Affordable Digitizing has years of digitizing experience ready to perform the most professional and ultimate digitizing for our clients.  Below you will find useful and related information regarding digitizing.

Digitizing, Step by Step

To see how digitizing machine-embroidery designs works, click your way through this slide-show demonstration

by Richards Jarden

Learning how to digitize designs for machine embroidery will open up a whole new world of embellishment possibilities. To become familiar with your software and to master the basics of planning the stitching sequence, start out with a simple design, such as a single-color, satin-stitched monogram.

In this slide show, I demonstrate the way I determine how a monogram–one I designed — should be embroidered and how I get the embroidery machine to understand my decision. As you click from step to step, you’ll see that I planned a stitching sequence with no long jump stitches between one area of the design and the next, and each section of the design is completely embroidered before moving to the next section. Figuring out the best sequence is a little like working out a maze: It can be a challenge, but it’s also fun.

By eliminating jump stitches and repeated repositioning of the needle, I reduced the chances of thread breakage, ensured that all the sections of the monogram are neatly connected, and ensured a speedy, efficient stitching process. Your embroidery will be neater and more efficient if you digitize thoughtfully. I’ve found that it’s well worth spending time on this step to get great results easily when embroidering.

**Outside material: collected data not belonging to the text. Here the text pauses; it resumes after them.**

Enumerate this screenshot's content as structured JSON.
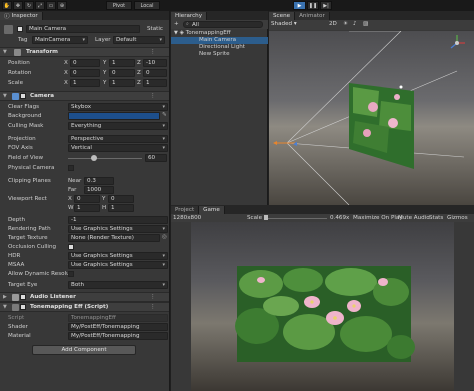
{
  "toolbar": {
    "pivot": "Pivot",
    "local": "Local"
  },
  "inspector": {
    "tab": "Inspector",
    "object_name": "Main Camera",
    "static_label": "Static",
    "tag_label": "Tag",
    "tag": "MainCamera",
    "layer_label": "Layer",
    "layer": "Default",
    "transform": {
      "title": "Transform",
      "position": {
        "label": "Position",
        "x": "0",
        "y": "1",
        "z": "-10"
      },
      "rotation": {
        "label": "Rotation",
        "x": "0",
        "y": "0",
        "z": "0"
      },
      "scale": {
        "label": "Scale",
        "x": "1",
        "y": "1",
        "z": "1"
      }
    },
    "camera": {
      "title": "Camera",
      "clear_flags": {
        "label": "Clear Flags",
        "value": "Skybox"
      },
      "background": {
        "label": "Background"
      },
      "culling_mask": {
        "label": "Culling Mask",
        "value": "Everything"
      },
      "projection": {
        "label": "Projection",
        "value": "Perspective"
      },
      "fov_axis": {
        "label": "FOV Axis",
        "value": "Vertical"
      },
      "fov": {
        "label": "Field of View",
        "value": "60"
      },
      "physical": {
        "label": "Physical Camera"
      },
      "clipping": {
        "label": "Clipping Planes",
        "near_label": "Near",
        "near": "0.3",
        "far_label": "Far",
        "far": "1000"
      },
      "viewport": {
        "label": "Viewport Rect",
        "x": "0",
        "y": "0",
        "w": "1",
        "h": "1"
      },
      "depth": {
        "label": "Depth",
        "value": "-1"
      },
      "rendering_path": {
        "label": "Rendering Path",
        "value": "Use Graphics Settings"
      },
      "target_texture": {
        "label": "Target Texture",
        "value": "None (Render Texture)"
      },
      "occlusion": {
        "label": "Occlusion Culling"
      },
      "hdr": {
        "label": "HDR",
        "value": "Use Graphics Settings"
      },
      "msaa": {
        "label": "MSAA",
        "value": "Use Graphics Settings"
      },
      "dynres": {
        "label": "Allow Dynamic Resoluti"
      },
      "target_eye": {
        "label": "Target Eye",
        "value": "Both"
      }
    },
    "audio_listener": {
      "title": "Audio Listener"
    },
    "tonemapping": {
      "title": "Tonemapping Eff (Script)",
      "script_label": "Script",
      "script": "TonemappingEff",
      "shader_label": "Shader",
      "shader": "My/PostEff/Tonemapping",
      "material_label": "Material",
      "material": "My/PostEff/Tonemapping"
    },
    "add_component": "Add Component"
  },
  "hierarchy": {
    "tab": "Hierarchy",
    "create": "+",
    "search": "All",
    "scene": "TonemappingEff",
    "items": [
      "Main Camera",
      "Directional Light",
      "New Sprite"
    ]
  },
  "scene": {
    "tab1": "Scene",
    "tab2": "Animator",
    "shading": "Shaded",
    "mode2d": "2D"
  },
  "game": {
    "tab1": "Project",
    "tab2": "Game",
    "resolution": "1280x800",
    "scale_label": "Scale",
    "scale_value": "0.469x",
    "maximize": "Maximize On Play",
    "mute": "Mute Audio",
    "stats": "Stats",
    "gizmos": "Gizmos"
  },
  "colors": {
    "play": "#3a72b0",
    "background_swatch": "#1d4f8c",
    "camera_icon": "#5a8fd0",
    "accent_blue": "#3a72b0"
  }
}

Richards Jarden digitizes monograms professionally. Read his article “Digitize and Stitch Your Monogram” in the April/May 2002 issue of Threads, and visit him at www.embroideryarts.com.

Keeping Track of Embroidery Designs

Follow these tips for labeling and tracking changes to your digital embroidery design files

by Jill McCloy

Embroidery editing software is a wonderful accessory to your embroidery machine and the designs you’ve purchased. It enables you to transform existing designs into new ones, without having to start from scratch and learn digitizing.

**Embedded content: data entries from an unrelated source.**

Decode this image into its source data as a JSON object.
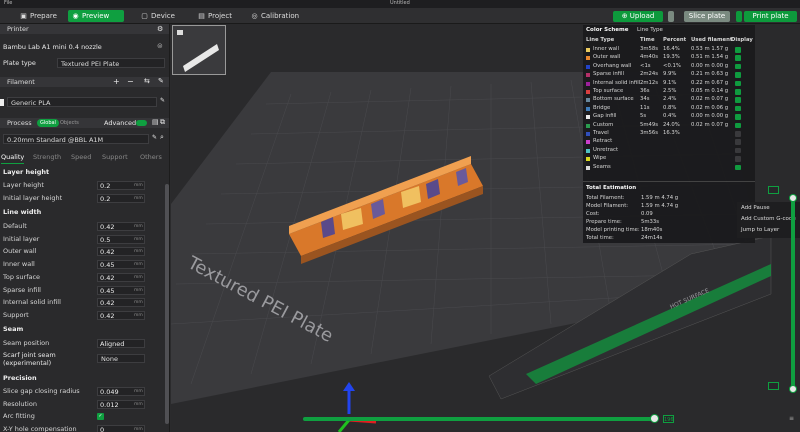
{
  "window": {
    "menu": "File",
    "title": "Untitled"
  },
  "tabs": [
    {
      "label": "Prepare"
    },
    {
      "label": "Preview"
    },
    {
      "label": "Device"
    },
    {
      "label": "Project"
    },
    {
      "label": "Calibration"
    }
  ],
  "toolbar": {
    "upload": "Upload",
    "slice": "Slice plate",
    "print": "Print plate"
  },
  "printer": {
    "section": "Printer",
    "name": "Bambu Lab A1 mini 0.4 nozzle",
    "plate_label": "Plate type",
    "plate_value": "Textured PEI Plate"
  },
  "filament": {
    "section": "Filament",
    "item": "Generic PLA"
  },
  "process": {
    "section": "Process",
    "global": "Global",
    "objects": "Objects",
    "advanced": "Advanced",
    "preset": "0.20mm Standard @BBL A1M",
    "tabs": [
      "Quality",
      "Strength",
      "Speed",
      "Support",
      "Others"
    ]
  },
  "layer_height": {
    "title": "Layer height",
    "rows": [
      {
        "label": "Layer height",
        "value": "0.2",
        "unit": "mm"
      },
      {
        "label": "Initial layer height",
        "value": "0.2",
        "unit": "mm"
      }
    ]
  },
  "line_width": {
    "title": "Line width",
    "rows": [
      {
        "label": "Default",
        "value": "0.42",
        "unit": "mm"
      },
      {
        "label": "Initial layer",
        "value": "0.5",
        "unit": "mm"
      },
      {
        "label": "Outer wall",
        "value": "0.42",
        "unit": "mm"
      },
      {
        "label": "Inner wall",
        "value": "0.45",
        "unit": "mm"
      },
      {
        "label": "Top surface",
        "value": "0.42",
        "unit": "mm"
      },
      {
        "label": "Sparse infill",
        "value": "0.45",
        "unit": "mm"
      },
      {
        "label": "Internal solid infill",
        "value": "0.42",
        "unit": "mm"
      },
      {
        "label": "Support",
        "value": "0.42",
        "unit": "mm"
      }
    ]
  },
  "seam": {
    "title": "Seam",
    "position_label": "Seam position",
    "position_value": "Aligned",
    "scarf_label": "Scarf joint seam (experimental)",
    "scarf_value": "None"
  },
  "precision": {
    "title": "Precision",
    "rows": [
      {
        "label": "Slice gap closing radius",
        "value": "0.049",
        "unit": "mm"
      },
      {
        "label": "Resolution",
        "value": "0.012",
        "unit": "mm"
      },
      {
        "label": "Arc fitting",
        "value": ""
      },
      {
        "label": "X-Y hole compensation",
        "value": "0",
        "unit": "mm"
      }
    ]
  },
  "legend": {
    "color_scheme": "Color Scheme",
    "scheme_value": "Line Type",
    "cols": [
      "Line Type",
      "Time",
      "Percent",
      "Used filament",
      "Display"
    ],
    "rows": [
      {
        "name": "Inner wall",
        "time": "3m58s",
        "percent": "16.4%",
        "used": "0.53 m  1.57 g",
        "color": "#f0d060",
        "display": true
      },
      {
        "name": "Outer wall",
        "time": "4m40s",
        "percent": "19.3%",
        "used": "0.51 m  1.54 g",
        "color": "#f08a30",
        "display": true
      },
      {
        "name": "Overhang wall",
        "time": "<1s",
        "percent": "<0.1%",
        "used": "0.00 m  0.00 g",
        "color": "#2244cc",
        "display": true
      },
      {
        "name": "Sparse infill",
        "time": "2m24s",
        "percent": "9.9%",
        "used": "0.21 m  0.63 g",
        "color": "#b8306a",
        "display": true
      },
      {
        "name": "Internal solid infill",
        "time": "2m12s",
        "percent": "9.1%",
        "used": "0.22 m  0.67 g",
        "color": "#a020a0",
        "display": true
      },
      {
        "name": "Top surface",
        "time": "36s",
        "percent": "2.5%",
        "used": "0.05 m  0.14 g",
        "color": "#e04040",
        "display": true
      },
      {
        "name": "Bottom surface",
        "time": "34s",
        "percent": "2.4%",
        "used": "0.02 m  0.07 g",
        "color": "#6a8aa0",
        "display": true
      },
      {
        "name": "Bridge",
        "time": "11s",
        "percent": "0.8%",
        "used": "0.02 m  0.06 g",
        "color": "#4080c0",
        "display": true
      },
      {
        "name": "Gap infill",
        "time": "5s",
        "percent": "0.4%",
        "used": "0.00 m  0.00 g",
        "color": "#f0f0f0",
        "display": true
      },
      {
        "name": "Custom",
        "time": "5m49s",
        "percent": "24.0%",
        "used": "0.02 m  0.07 g",
        "color": "#2aa050",
        "display": true
      },
      {
        "name": "Travel",
        "time": "3m56s",
        "percent": "16.3%",
        "used": "",
        "color": "#3050c0",
        "display": false
      },
      {
        "name": "Retract",
        "time": "",
        "percent": "",
        "used": "",
        "color": "#d040d0",
        "display": false
      },
      {
        "name": "Unretract",
        "time": "",
        "percent": "",
        "used": "",
        "color": "#50c8c8",
        "display": false
      },
      {
        "name": "Wipe",
        "time": "",
        "percent": "",
        "used": "",
        "color": "#e0e020",
        "display": false
      },
      {
        "name": "Seams",
        "time": "",
        "percent": "",
        "used": "",
        "color": "#e0e0e0",
        "display": true
      }
    ],
    "estimation_title": "Total Estimation",
    "estimation": [
      {
        "label": "Total Filament:",
        "value": "1.59 m    4.74 g"
      },
      {
        "label": "Model Filament:",
        "value": "1.59 m    4.74 g"
      },
      {
        "label": "Cost:",
        "value": "0.09"
      },
      {
        "label": "Prepare time:",
        "value": "5m33s"
      },
      {
        "label": "Model printing time:",
        "value": "18m40s"
      },
      {
        "label": "Total time:",
        "value": "24m14s"
      }
    ]
  },
  "context_menu": [
    "Add Pause",
    "Add Custom G-code",
    "Jump to Layer"
  ],
  "plate": {
    "text": "Textured PEI Plate",
    "bed_badge": "HOT SURFACE"
  },
  "layer_labels": {
    "top": "",
    "bottom": "",
    "h_end": "196"
  },
  "colors": {
    "accent": "#0f9f40",
    "model": "#d9782a"
  }
}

When you’re editing embroidery designs, you’re likely to create many, slightly different versions of a design—and you’re just as likely to lose track of the various files you’ve made if you don’t have an efficient identification system. Here are some naming conventions I’ve developed that help me manage my edited files. I invite you to try them too so you don’t find yourself wondering which design goes with which file name.

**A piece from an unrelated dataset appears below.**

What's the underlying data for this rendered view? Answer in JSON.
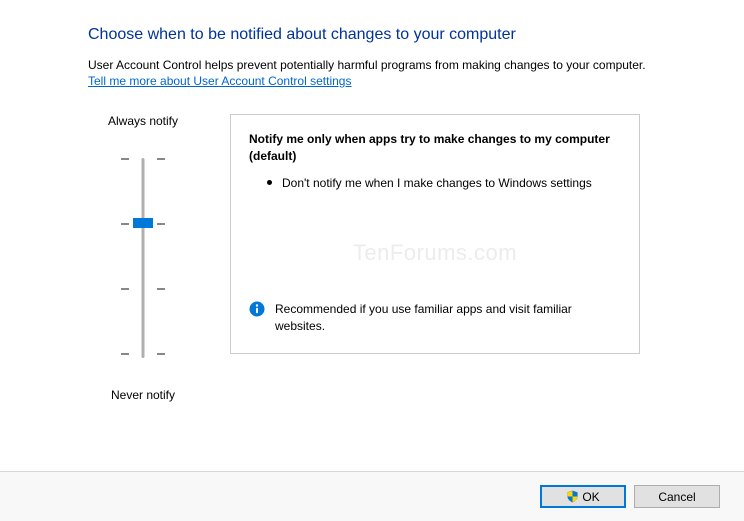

Desktop editing software can be used to alter machine embroidery designs. Changes are easy to make and compare before setting a design to stitch.

Group embroidery digitizing like files together

When making several versions of a design, keep the first part of the individual file names the same so the designs are listed together in the file display.

Example: BambooSm, BambooMed, BambooLrg.

Include size information in the file name
If you have enlarged or reduced a design by percentages, include the appropriate percentages in the name.

Example: Bamboo, Bamboo65, Bamboo125.

Indicate the design repeat in the file name
When changing the multiples of a repeated design, use the number of the repeat within the name, adding an uppercase x to indicate that it is a multiple rather than a size. This method differentiates between the size of the design and the repeat of the design.

Example: Bamboo65X3, BambooX3, Bamboo125X3.

Use color-coding to assist in thumbnail view
When saving large and small versions of the same design, select bolder colors for the large size and light colors for the small (remember “big and bold”, “little and light”). If you consistently use this coloring convention, you’ll find it easy to tell the big from the little versions when you’re using the thumbnail design view.